There are plenty of holes to sift out all but the most determined to get proper HIV treatment.
“Is he still alive?” I asked, incredulously. The serum creatinine was 5.6 mg/dL.  (normal is less than 1).
“Yes, he’s alive,” my friend replied. “They want him to do more tests including an ultrasound of the kidneys before they’ll consider treatment though.”
It was a miracle that MH and his Auntie had found the money to travel to B* health centre and pay for the CD4 count, the venereal disease screenings, the blood count, and the creatinine. “How can the common person afford all this?” My friend and I just shook our heads. Most would have to give up. Close but not close enough.
“He has to go to the regional hospital for these new tests. They’ll cost over 10,000 xaf, closer to 20,000 xaf, probably,” my friend expressed her concern. Who would pay such money for a child that wasn’t even their own.
“Can you believe it?!” I nodded in empathy as my friend filled me in on the health of MH the next day.” It turns out that the lab lost their electricity after MH’s blood was drawn. The blood sat out over night. Next day, they ran the blood. No wonder the creatinine was so high!”
“Yes, that would do it,” I answered.
“A waste,” my friend continued. “Money spent on transport to the big hospital, a repeat creatinine test, and a kidney ultrasound.”
“Why didn’t the lab just report that the blood sample was spoiled by the time they could test it?”
“I don’t know,” she shrugged her shoulders, frustrated.” Can you imagine!”
“Sad,” we shook our heads in unison at the events of the past few days regarding MH’s care.
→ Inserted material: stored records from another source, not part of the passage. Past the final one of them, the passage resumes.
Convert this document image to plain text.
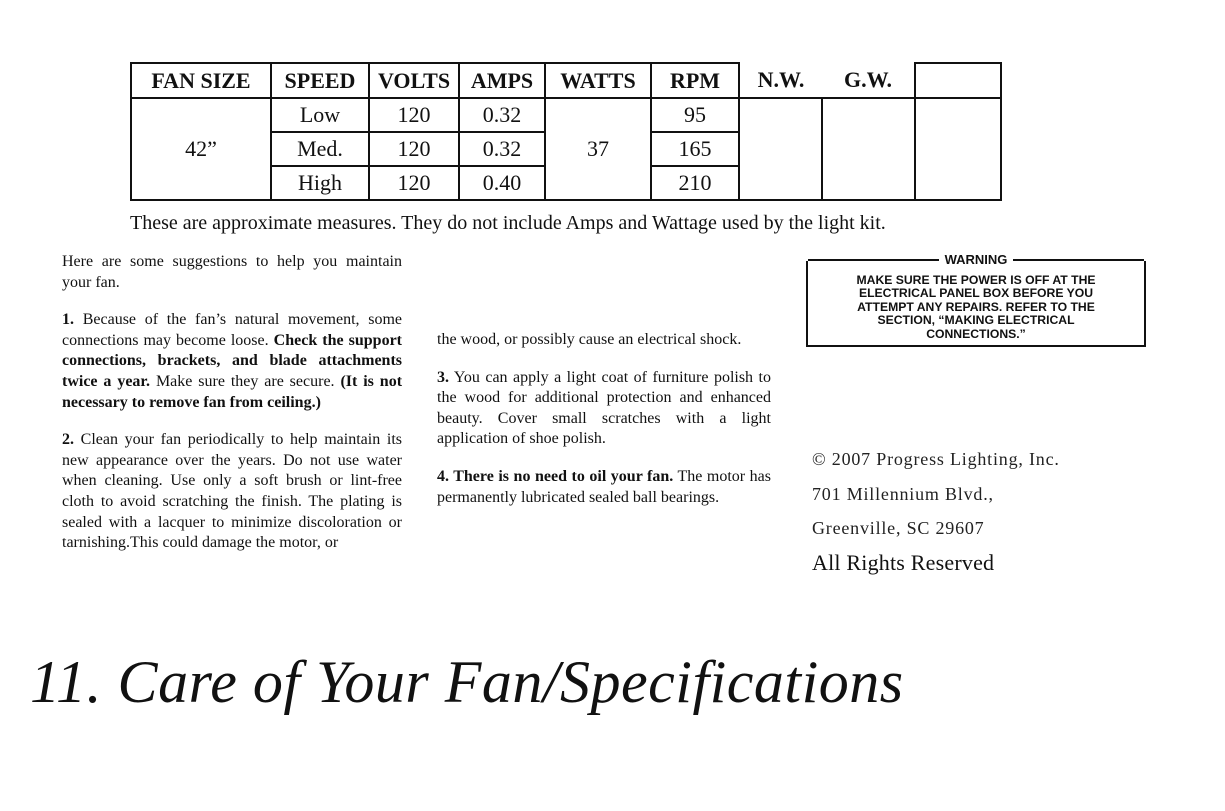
FAN SIZE	SPEED	VOLTS	AMPS	WATTS	RPM	N.W.	G.W.	
42”	Low	120	0.32	37	95			
	Med.	120	0.32		165			
	High	120	0.40		210			
These are approximate measures. They do not include Amps and Wattage used by the light kit.

Here are some suggestions to help you maintain your fan.

1. Because of the fan’s natural movement, some connections may become loose. Check the support connections, brackets, and blade attachments twice a year. Make sure they are secure. (It is not necessary to remove fan from ceiling.)

2. Clean your fan periodically to help maintain its new appearance over the years. Do not use water when cleaning. Use only a soft brush or lint-free cloth to avoid scratching the finish. The plating is sealed with a lacquer to minimize discoloration or tarnishing.This could damage the motor, or

the wood, or possibly cause an electrical shock.

3. You can apply a light coat of furniture polish to the wood for additional protection and enhanced beauty. Cover small scratches with a light application of shoe polish.

4. There is no need to oil your fan. The motor has permanently lubricated sealed ball bearings.

WARNING
MAKE SURE THE POWER IS OFF AT THE ELECTRICAL PANEL BOX BEFORE YOU ATTEMPT ANY REPAIRS. REFER TO THE SECTION, “MAKING ELECTRICAL CONNECTIONS.”
© 2007 Progress Lighting, Inc.
701 Millennium Blvd.,
Greenville, SC 29607
All Rights Reserved
11. Care of Your Fan/Specifications
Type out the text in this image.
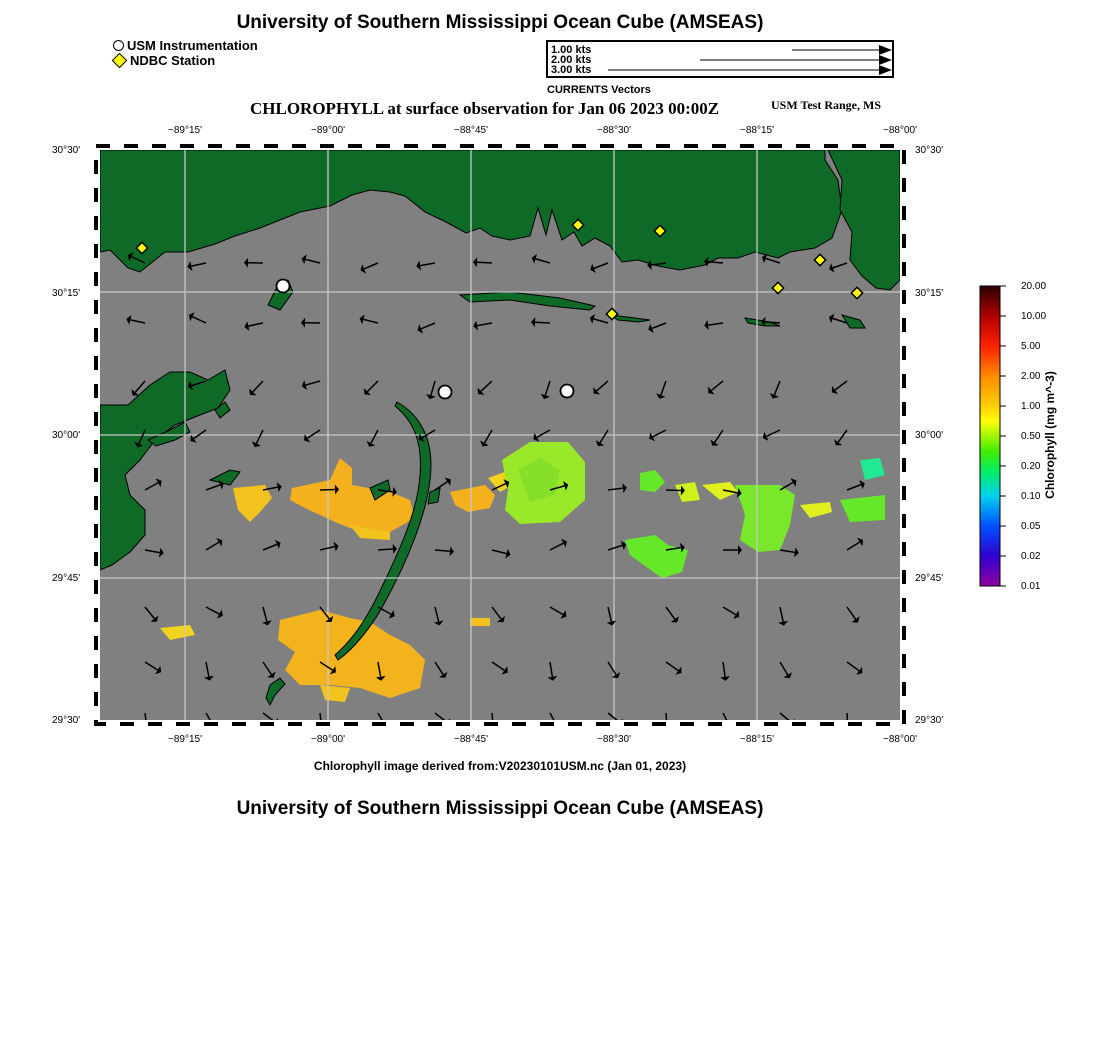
University of Southern Mississippi Ocean Cube (AMSEAS)
USM Instrumentation
NDBC Station
1.00 kts
2.00 kts
3.00 kts
CURRENTS Vectors
CHLOROPHYLL at surface observation for Jan 06 2023 00:00Z	USM Test Range, MS
−89°15'	−89°00'	−88°45'	−88°30'	−88°15'	−88°00'
−89°15'	−89°00'	−88°45'	−88°30'	−88°15'	−88°00'
30°30'
30°15'
30°00'
29°45'
29°30'
30°30'
30°15'
30°00'
29°45'
29°30'
20.00
10.00
5.00
2.00
1.00
0.50
0.20
0.10
0.05
0.02
0.01
Chlorophyll (mg m^-3)
Chlorophyll image derived from:V20230101USM.nc (Jan 01, 2023)
University of Southern Mississippi Ocean Cube (AMSEAS)
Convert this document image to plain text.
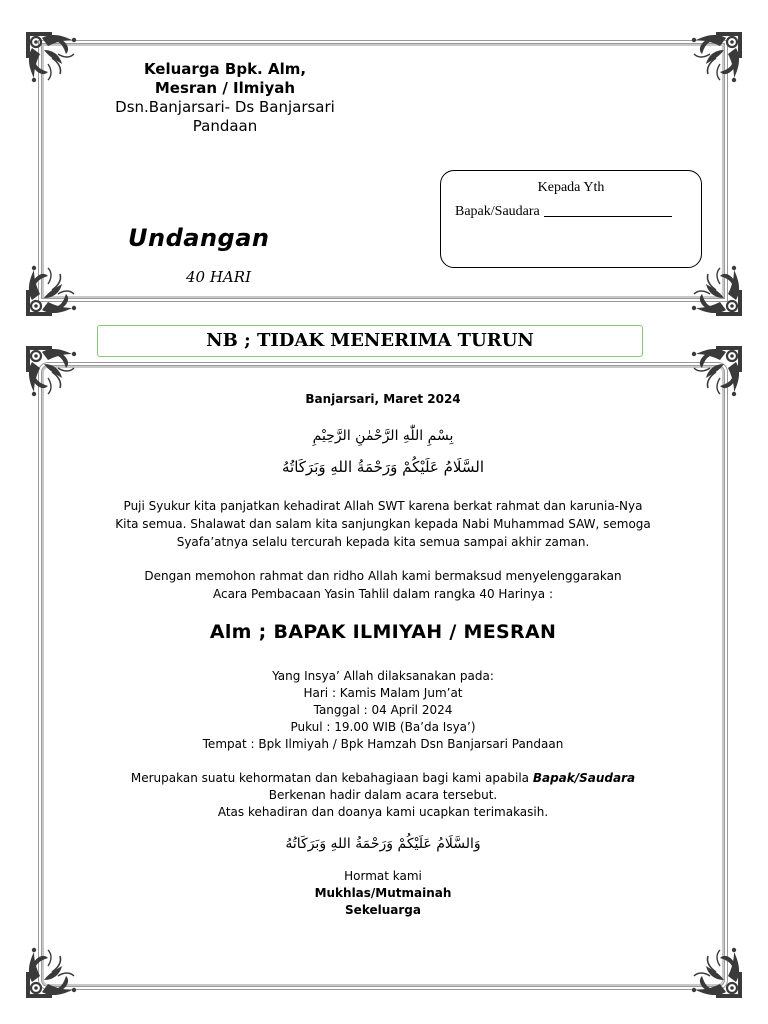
Keluarga Bpk. Alm,
Mesran / Ilmiyah
Dsn.Banjarsari- Ds Banjarsari
Pandaan
Undangan
40 HARI
Kepada Yth
Bapak/Saudara
NB ; TIDAK MENERIMA TURUN
Banjarsari, Maret 2024
بِسْمِ اللّٰهِ الرَّحْمٰنِ الرَّحِيْمِ
السَّلَامُ عَلَيْكُمْ وَرَحْمَةُ اللهِ وَبَرَكَاتُهُ
Puji Syukur kita panjatkan kehadirat Allah SWT karena berkat rahmat dan karunia-Nya
Kita semua. Shalawat dan salam kita sanjungkan kepada Nabi Muhammad SAW, semoga
Syafa’atnya selalu tercurah kepada kita semua sampai akhir zaman.
Dengan memohon rahmat dan ridho Allah kami bermaksud menyelenggarakan
Acara Pembacaan Yasin Tahlil dalam rangka 40 Harinya :
Alm ; BAPAK ILMIYAH / MESRAN
Yang Insya’ Allah dilaksanakan pada:
Hari : Kamis Malam Jum’at
Tanggal : 04 April 2024
Pukul : 19.00 WIB (Ba’da Isya’)
Tempat : Bpk Ilmiyah / Bpk Hamzah Dsn Banjarsari Pandaan
Merupakan suatu kehormatan dan kebahagiaan bagi kami apabila Bapak/Saudara
Berkenan hadir dalam acara tersebut.
Atas kehadiran dan doanya kami ucapkan terimakasih.
وَالسَّلَامُ عَلَيْكُمْ وَرَحْمَةُ اللهِ وَبَرَكَاتُهُ
Hormat kami
Mukhlas/Mutmainah
Sekeluarga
“So, will they start him on anti-retrovirals?” I inquired.
“Yes, the creatinine was quite normal when checked a fresh blood sample. His CD4 count is less than 200.”
“It’s a miracle this little boy received the help he needed. But just think if he hadn’t had some outside assistance…” my question did not need an answer. We both knew.
How many people are diagnosed with HIV but then fail to get the proper medications? How many are stopped by lack of transport? How many are halted in the process by lack of money for the required basic laboratory tests before antiretrovirals can be administered? How many are confused and lose their way by faulty lab values or false promises of miracle cures? How many never go for treatment because they are afraid of being recognised at the HIV treatment centre? I don’t know the statistics. Statistics are important. In the case of HIV… it’s the faces that cross my path on an almost daily basis that speak louder than any number though. For me, the answer is  ‘too many’.
Postscript: MH is on his medications and doing well. He has regained all the lost weight and looks like a normal child again.  He’s one of the lucky ones.